You want more Good Buddies of the University? You got 'em
"Office Assistant Rosie does not approve of recent cuts due to the Covid crisis," writes Chantal Wall of Co-operative and Experiential Education. "In related news, I will not be quitting my day job to become a dog groomer."
"Here's a picture of my girl totally irritated at having to dodge the power cord," writes Sharon Rumpel, associate director, parking, grounds and transportation.
"Here's a picture of Stoneleigh, my cuddly little cockapoo, helping me answer my Monday morning e-mails!" writes Jessica McCormick, immigration consultant in the Student Success Office. "She keeps me smiling amidst the stressful moments."
"My new workmate, Sophie, is a bit of a bully," writes Debbie Knepper, executive officer in the Registrar's Office. "She passively aggressively stares and sighs at me when I am working, she then turns away when I address it-see exhibit 1 and 2. I feel likes she is constantly scrutinizing me, see exhibit 3-5. She does a lot of napping and is highly unproductive. She also barks at me when she thinks I should be working beside her (something I might need to take up with HR?). She has however been great at encouraging lunch time and end of day walks. I think she was concerned about me as my first work from home day I logged only 236 steps on my Fitbit.
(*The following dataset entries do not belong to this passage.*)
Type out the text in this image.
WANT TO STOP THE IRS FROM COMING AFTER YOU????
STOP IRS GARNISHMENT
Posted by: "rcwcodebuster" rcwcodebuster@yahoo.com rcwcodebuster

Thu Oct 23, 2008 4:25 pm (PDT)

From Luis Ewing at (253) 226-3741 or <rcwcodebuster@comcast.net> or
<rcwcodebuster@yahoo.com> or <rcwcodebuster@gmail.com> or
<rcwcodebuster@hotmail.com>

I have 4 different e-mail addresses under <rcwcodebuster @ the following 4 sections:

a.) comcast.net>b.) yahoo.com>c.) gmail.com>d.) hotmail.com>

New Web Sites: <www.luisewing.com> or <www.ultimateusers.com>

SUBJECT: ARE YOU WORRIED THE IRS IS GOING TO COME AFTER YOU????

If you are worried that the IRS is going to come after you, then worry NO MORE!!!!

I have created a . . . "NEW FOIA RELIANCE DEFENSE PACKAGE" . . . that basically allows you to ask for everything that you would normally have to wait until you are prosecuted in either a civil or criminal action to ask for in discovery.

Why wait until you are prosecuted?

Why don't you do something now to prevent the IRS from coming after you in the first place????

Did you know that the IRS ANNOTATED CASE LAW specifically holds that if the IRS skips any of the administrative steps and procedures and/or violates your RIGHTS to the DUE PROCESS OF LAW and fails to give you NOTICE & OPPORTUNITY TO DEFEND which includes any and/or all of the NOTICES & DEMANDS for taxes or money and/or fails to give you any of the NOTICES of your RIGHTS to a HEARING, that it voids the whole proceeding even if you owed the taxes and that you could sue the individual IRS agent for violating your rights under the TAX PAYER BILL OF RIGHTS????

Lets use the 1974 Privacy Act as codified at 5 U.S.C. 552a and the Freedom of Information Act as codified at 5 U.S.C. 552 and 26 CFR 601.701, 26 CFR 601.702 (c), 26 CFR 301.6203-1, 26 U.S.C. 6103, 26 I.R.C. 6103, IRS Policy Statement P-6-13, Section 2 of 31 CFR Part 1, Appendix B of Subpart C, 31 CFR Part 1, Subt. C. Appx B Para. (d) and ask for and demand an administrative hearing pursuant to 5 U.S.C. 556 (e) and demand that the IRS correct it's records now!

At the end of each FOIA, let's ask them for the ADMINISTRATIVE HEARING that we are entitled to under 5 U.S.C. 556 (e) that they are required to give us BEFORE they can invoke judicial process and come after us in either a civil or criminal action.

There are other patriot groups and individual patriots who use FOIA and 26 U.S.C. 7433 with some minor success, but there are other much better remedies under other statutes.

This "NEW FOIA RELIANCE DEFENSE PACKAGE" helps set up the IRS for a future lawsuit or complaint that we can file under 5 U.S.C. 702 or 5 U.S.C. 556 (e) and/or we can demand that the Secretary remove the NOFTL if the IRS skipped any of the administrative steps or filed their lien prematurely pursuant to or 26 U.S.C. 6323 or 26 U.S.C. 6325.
I will acknowledge she has been helpful with my work-life balance!"
"My cat Kirkland keeps me company laying beside me all day and doesn’t move until the end of the work day. He makes sure there is some distance between us (keeping with the social distancing regulation), but keeps me so I am not alone," writes Jennifer Crane, examinations specialist at the Centre for Extended Learning.
"My dog Shasta ensures I get out for a walk and fresh air on my lunch break," Crane continues. "I made her sit before our walk for a picture and she was not happy; however, once we got moving she perked right back up."